Function tests

Suspicion of adrenogenital syndrome due to 21-hydroxylase-deficiency.

(Please be aware that there are different test procedures for the exclusion of 3-beta-hydroxy steroid dehydrogenase as well as for 11-beta-hydroxylase deficiency.)

As long as the basal (unstimulated) value for 17-hydroxy-progesterone (17-OHP) is < 2 µg/l, an AGS can largely be ruled out and a stimulation with ACTH (Synacthen) is only necessary in extreme exceptional cases. A basal 17-OHP > 10 µg/l alone already justifies diagnosis of AGS, which should be further confirmed by human genetic testing. Stimulation is also dispensable in this case.

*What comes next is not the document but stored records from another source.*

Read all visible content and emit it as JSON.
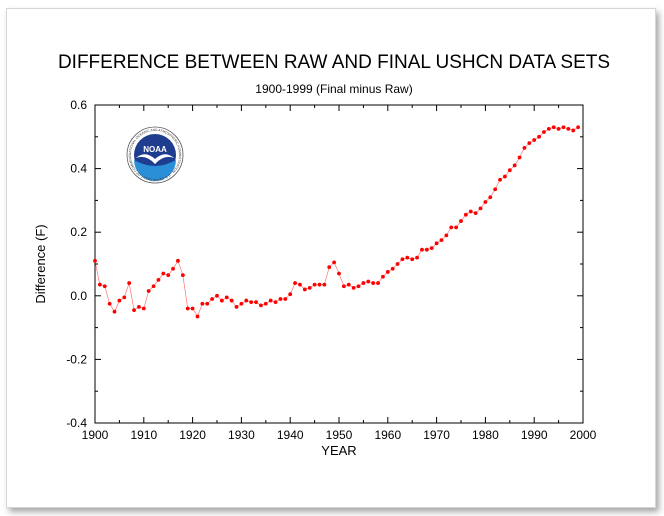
{
  "chart_data": {
    "type": "line",
    "title": "DIFFERENCE BETWEEN RAW AND FINAL USHCN DATA SETS",
    "subtitle": "1900-1999 (Final minus Raw)",
    "xlabel": "YEAR",
    "ylabel": "Difference (F)",
    "xlim": [
      1900,
      2000
    ],
    "ylim": [
      -0.4,
      0.6
    ],
    "xticks": [
      "1900",
      "1910",
      "1920",
      "1930",
      "1940",
      "1950",
      "1960",
      "1970",
      "1980",
      "1990",
      "2000"
    ],
    "yticks": [
      "-0.4",
      "-0.2",
      "0.0",
      "0.2",
      "0.4",
      "0.6"
    ],
    "grid": false,
    "series": [
      {
        "name": "Final minus Raw",
        "color": "#ff0000",
        "x": [
          1900,
          1901,
          1902,
          1903,
          1904,
          1905,
          1906,
          1907,
          1908,
          1909,
          1910,
          1911,
          1912,
          1913,
          1914,
          1915,
          1916,
          1917,
          1918,
          1919,
          1920,
          1921,
          1922,
          1923,
          1924,
          1925,
          1926,
          1927,
          1928,
          1929,
          1930,
          1931,
          1932,
          1933,
          1934,
          1935,
          1936,
          1937,
          1938,
          1939,
          1940,
          1941,
          1942,
          1943,
          1944,
          1945,
          1946,
          1947,
          1948,
          1949,
          1950,
          1951,
          1952,
          1953,
          1954,
          1955,
          1956,
          1957,
          1958,
          1959,
          1960,
          1961,
          1962,
          1963,
          1964,
          1965,
          1966,
          1967,
          1968,
          1969,
          1970,
          1971,
          1972,
          1973,
          1974,
          1975,
          1976,
          1977,
          1978,
          1979,
          1980,
          1981,
          1982,
          1983,
          1984,
          1985,
          1986,
          1987,
          1988,
          1989,
          1990,
          1991,
          1992,
          1993,
          1994,
          1995,
          1996,
          1997,
          1998,
          1999
        ],
        "values": [
          0.11,
          0.035,
          0.03,
          -0.025,
          -0.05,
          -0.015,
          -0.005,
          0.04,
          -0.045,
          -0.035,
          -0.04,
          0.015,
          0.03,
          0.05,
          0.07,
          0.065,
          0.085,
          0.11,
          0.065,
          -0.04,
          -0.04,
          -0.065,
          -0.025,
          -0.025,
          -0.01,
          0.0,
          -0.015,
          -0.005,
          -0.015,
          -0.035,
          -0.025,
          -0.015,
          -0.02,
          -0.02,
          -0.03,
          -0.025,
          -0.015,
          -0.02,
          -0.01,
          -0.01,
          0.005,
          0.04,
          0.035,
          0.02,
          0.025,
          0.035,
          0.035,
          0.035,
          0.09,
          0.105,
          0.07,
          0.03,
          0.035,
          0.025,
          0.03,
          0.04,
          0.045,
          0.04,
          0.04,
          0.06,
          0.075,
          0.085,
          0.1,
          0.115,
          0.12,
          0.115,
          0.12,
          0.145,
          0.145,
          0.15,
          0.165,
          0.175,
          0.19,
          0.215,
          0.215,
          0.235,
          0.255,
          0.265,
          0.26,
          0.275,
          0.295,
          0.31,
          0.335,
          0.365,
          0.375,
          0.395,
          0.41,
          0.435,
          0.465,
          0.48,
          0.49,
          0.5,
          0.515,
          0.525,
          0.53,
          0.525,
          0.53,
          0.525,
          0.52,
          0.53
        ]
      }
    ]
  },
  "logo": {
    "text": "NOAA",
    "ring_text": "NATIONAL OCEANIC AND ATMOSPHERIC ADMINISTRATION · U.S. DEPARTMENT OF COMMERCE"
  }
}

In case of basal 17-OHP ranging between 2 – 10 µg/l, the diagnosis can be made by the ACTH stimulation test.

17-OH-progesterone

2 – 5 ml whole blood without supplements, before and 60 min after ACTH-administration. Centrifuge blood after 30 - 40 min and send in serum.

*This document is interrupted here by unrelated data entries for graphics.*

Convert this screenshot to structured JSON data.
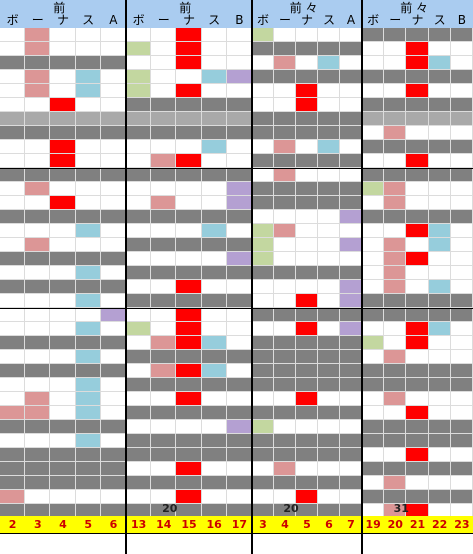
{
  "colors": {
    "header": "#aaccf0",
    "gray": "#808080",
    "lightgray": "#a9a9a9",
    "pink": "#dc9696",
    "red": "#ff0000",
    "blue": "#96cddc",
    "purple": "#b4a0d2",
    "green": "#c3d7a0",
    "white": "#ffffff",
    "yellow": "#ffff00"
  },
  "groups": [
    {
      "title": "前",
      "labels": [
        "ボ",
        "ー",
        "ナ",
        "ス",
        "A"
      ],
      "footer": [
        "2",
        "3",
        "4",
        "5",
        "6"
      ],
      "badge": null,
      "rows": [
        "_P___",
        "_P___",
        "GGGGG",
        "_P_B_",
        "_P_B_",
        "__R__",
        "LLLLL",
        "GGGGG",
        "__R__",
        "__R__",
        "GGGGG",
        "_P___",
        "__R__",
        "GGGGG",
        "___B_",
        "_P___",
        "GGGGG",
        "___B_",
        "GGGGG",
        "___B_",
        "____U",
        "___B_",
        "GGGGG",
        "___B_",
        "GGGGG",
        "___B_",
        "_P_B_",
        "PP_B_",
        "GGGGG",
        "___B_",
        "GGGGG",
        "GGGGG",
        "GGGGG",
        "P____",
        "GGGGG"
      ]
    },
    {
      "title": "前",
      "labels": [
        "ボ",
        "ー",
        "ナ",
        "ス",
        "B"
      ],
      "footer": [
        "13",
        "14",
        "15",
        "16",
        "17"
      ],
      "badge": "20",
      "rows": [
        "__R__",
        "V_R__",
        "__R__",
        "V__BU",
        "V_R__",
        "GGGGG",
        "LLLLL",
        "GGGGG",
        "___B_",
        "_PR__",
        "GGGGG",
        "____U",
        "_P__U",
        "GGGGG",
        "___B_",
        "GGGGG",
        "____U",
        "GGGGG",
        "__R__",
        "GGGGG",
        "__R__",
        "V_R__",
        "_PRB_",
        "GGGGG",
        "_PRB_",
        "GGGGG",
        "__R__",
        "GGGGG",
        "____U",
        "GGGGG",
        "GGGGG",
        "__R__",
        "GGGGG",
        "__R__",
        "GGGGG"
      ]
    },
    {
      "title": "前 々",
      "labels": [
        "ボ",
        "ー",
        "ナ",
        "ス",
        "A"
      ],
      "footer": [
        "3",
        "4",
        "5",
        "6",
        "7"
      ],
      "badge": "20",
      "rows": [
        "V____",
        "GGGGG",
        "_P_B_",
        "GGGGG",
        "__R__",
        "__R__",
        "GGGGG",
        "GGGGG",
        "_P_B_",
        "GGGGG",
        "_P___",
        "GGGGG",
        "GGGGG",
        "____U",
        "VP___",
        "V___U",
        "V____",
        "GGGGG",
        "____U",
        "__R_U",
        "GGGGG",
        "__R_U",
        "GGGGG",
        "GGGGG",
        "GGGGG",
        "GGGGG",
        "__R__",
        "GGGGG",
        "V____",
        "GGGGG",
        "GGGGG",
        "_P___",
        "GGGGG",
        "__R__",
        "GGGGG"
      ]
    },
    {
      "title": "前 々",
      "labels": [
        "ボ",
        "ー",
        "ナ",
        "ス",
        "B"
      ],
      "footer": [
        "19",
        "20",
        "21",
        "22",
        "23"
      ],
      "badge": "31",
      "rows": [
        "GGGGG",
        "__R__",
        "__RB_",
        "GGGGG",
        "__R__",
        "GGGGG",
        "LLLLL",
        "_P___",
        "GGGGG",
        "__R__",
        "GGGGG",
        "VP___",
        "_P___",
        "GGGGG",
        "__RB_",
        "_P_B_",
        "_PR__",
        "_P___",
        "_P_B_",
        "GGGGG",
        "GGGGG",
        "__RB_",
        "V_R__",
        "_P___",
        "GGGGG",
        "GGGGG",
        "_P___",
        "__R__",
        "GGGGG",
        "GGGGG",
        "__R__",
        "GGGGG",
        "_P___",
        "GGGGG",
        "_PR__"
      ]
    }
  ]
}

The test should be done during the proliferative stage of the adult woman to avoid interpretation problems, which can occur during raised progesterone-levels.

Obligatory test start between 7 and 9 o’clock. The patient should be empty-stomached for the duration of the test.

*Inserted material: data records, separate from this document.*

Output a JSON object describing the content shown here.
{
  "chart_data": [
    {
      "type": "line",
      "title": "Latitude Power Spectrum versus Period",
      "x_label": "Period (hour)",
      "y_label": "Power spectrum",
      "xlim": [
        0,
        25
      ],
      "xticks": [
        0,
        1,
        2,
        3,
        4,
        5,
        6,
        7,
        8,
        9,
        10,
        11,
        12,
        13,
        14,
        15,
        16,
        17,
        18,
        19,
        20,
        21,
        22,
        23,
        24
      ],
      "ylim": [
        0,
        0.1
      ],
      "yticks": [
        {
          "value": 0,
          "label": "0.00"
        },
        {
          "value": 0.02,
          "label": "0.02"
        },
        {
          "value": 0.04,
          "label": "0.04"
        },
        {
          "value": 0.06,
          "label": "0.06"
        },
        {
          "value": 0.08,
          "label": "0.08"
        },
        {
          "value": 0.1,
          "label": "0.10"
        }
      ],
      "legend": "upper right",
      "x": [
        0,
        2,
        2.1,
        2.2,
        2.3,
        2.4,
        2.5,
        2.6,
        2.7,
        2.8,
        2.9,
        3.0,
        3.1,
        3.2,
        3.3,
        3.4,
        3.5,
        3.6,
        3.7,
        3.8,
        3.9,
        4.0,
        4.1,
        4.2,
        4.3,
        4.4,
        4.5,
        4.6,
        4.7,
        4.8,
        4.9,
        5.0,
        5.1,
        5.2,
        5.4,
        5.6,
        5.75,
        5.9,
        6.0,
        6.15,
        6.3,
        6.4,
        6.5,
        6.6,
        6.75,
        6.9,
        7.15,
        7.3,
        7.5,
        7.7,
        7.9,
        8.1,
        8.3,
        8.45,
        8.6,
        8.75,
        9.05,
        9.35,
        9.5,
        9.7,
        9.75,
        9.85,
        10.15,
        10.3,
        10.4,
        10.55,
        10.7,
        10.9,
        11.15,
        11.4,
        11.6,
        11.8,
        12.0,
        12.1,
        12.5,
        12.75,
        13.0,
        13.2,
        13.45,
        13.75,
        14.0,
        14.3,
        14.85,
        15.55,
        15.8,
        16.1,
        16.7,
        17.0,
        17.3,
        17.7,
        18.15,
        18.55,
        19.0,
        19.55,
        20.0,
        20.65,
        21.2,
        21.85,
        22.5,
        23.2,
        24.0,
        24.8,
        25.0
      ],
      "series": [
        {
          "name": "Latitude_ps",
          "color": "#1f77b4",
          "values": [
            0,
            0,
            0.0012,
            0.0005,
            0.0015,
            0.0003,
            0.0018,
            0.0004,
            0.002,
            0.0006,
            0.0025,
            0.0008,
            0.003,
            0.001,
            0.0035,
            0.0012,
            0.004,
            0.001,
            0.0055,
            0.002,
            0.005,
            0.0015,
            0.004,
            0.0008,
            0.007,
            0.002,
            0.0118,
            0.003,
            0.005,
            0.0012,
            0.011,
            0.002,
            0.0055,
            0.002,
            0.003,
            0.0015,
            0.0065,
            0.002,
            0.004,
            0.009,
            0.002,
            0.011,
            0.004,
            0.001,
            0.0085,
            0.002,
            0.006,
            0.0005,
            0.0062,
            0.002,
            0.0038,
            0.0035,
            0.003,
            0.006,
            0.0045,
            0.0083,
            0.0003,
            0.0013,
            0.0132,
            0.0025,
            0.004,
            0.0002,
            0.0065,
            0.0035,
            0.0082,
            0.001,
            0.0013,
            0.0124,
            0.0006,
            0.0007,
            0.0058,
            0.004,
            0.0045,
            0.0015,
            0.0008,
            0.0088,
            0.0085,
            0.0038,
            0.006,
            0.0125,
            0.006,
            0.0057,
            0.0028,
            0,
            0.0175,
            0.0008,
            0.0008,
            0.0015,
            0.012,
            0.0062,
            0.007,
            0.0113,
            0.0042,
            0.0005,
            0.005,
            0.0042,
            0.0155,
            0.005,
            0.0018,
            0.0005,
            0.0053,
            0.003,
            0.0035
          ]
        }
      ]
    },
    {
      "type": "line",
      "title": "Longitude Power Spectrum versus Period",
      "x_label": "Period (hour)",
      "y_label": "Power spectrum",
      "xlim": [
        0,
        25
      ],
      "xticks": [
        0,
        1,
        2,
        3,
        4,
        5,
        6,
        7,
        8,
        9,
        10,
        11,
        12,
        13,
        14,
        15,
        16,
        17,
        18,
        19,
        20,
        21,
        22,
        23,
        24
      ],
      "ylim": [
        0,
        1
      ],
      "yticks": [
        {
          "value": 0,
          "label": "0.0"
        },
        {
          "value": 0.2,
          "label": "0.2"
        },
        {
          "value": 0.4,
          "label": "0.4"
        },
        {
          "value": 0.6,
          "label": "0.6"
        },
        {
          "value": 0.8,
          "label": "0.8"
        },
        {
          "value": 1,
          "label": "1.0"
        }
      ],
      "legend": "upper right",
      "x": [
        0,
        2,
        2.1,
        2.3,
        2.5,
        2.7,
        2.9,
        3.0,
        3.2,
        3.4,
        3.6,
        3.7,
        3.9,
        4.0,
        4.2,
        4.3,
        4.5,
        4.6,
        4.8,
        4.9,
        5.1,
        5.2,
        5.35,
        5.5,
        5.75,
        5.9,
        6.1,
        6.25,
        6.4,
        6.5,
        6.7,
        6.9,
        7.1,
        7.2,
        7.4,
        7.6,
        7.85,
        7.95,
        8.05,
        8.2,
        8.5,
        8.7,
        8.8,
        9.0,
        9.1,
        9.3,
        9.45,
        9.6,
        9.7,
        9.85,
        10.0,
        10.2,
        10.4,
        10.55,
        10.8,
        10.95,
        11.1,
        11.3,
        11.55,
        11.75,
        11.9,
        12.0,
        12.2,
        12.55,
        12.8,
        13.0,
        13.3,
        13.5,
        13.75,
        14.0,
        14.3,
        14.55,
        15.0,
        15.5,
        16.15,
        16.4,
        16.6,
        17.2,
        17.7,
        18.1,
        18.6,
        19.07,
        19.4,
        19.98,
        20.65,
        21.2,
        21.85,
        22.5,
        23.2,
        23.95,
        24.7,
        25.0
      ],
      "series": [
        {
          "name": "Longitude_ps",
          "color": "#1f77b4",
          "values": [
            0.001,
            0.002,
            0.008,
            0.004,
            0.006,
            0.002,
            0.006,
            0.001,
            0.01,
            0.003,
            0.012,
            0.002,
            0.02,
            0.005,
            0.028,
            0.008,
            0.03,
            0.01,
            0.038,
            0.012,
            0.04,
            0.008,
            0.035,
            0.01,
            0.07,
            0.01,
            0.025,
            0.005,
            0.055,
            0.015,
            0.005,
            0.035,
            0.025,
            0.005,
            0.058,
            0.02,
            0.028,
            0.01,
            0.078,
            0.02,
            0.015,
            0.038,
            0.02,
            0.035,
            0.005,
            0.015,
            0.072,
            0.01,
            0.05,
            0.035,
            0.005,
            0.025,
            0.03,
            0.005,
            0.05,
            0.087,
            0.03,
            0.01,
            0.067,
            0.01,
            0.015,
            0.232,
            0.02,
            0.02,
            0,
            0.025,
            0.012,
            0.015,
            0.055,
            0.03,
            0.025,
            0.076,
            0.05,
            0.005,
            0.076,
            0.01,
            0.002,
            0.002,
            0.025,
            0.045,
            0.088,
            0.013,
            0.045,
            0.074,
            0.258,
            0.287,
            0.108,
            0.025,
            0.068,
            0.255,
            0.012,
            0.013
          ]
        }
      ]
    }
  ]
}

1. Initial basal blood extraction prior to ACTH administration.
2. Intravenous injection of ACTH (Synacthen® 0,25) (250 µg = 25 IE ACTH) as a bolus.
3. Blood extraction after 60 min. (Additional blood extraction after 30 min can assist evaluation but is not essential). Mark the samples with the extraction timings and send to the laboratory for evaluation of 17-OH-progesterone.

If the 17-OH-progesterone value remains < 10 µg/l, an AGS can be ruled out. If the value rises to > 10 µg/l there is a strong suspicion of AGS, which should be secured by human genetic testing.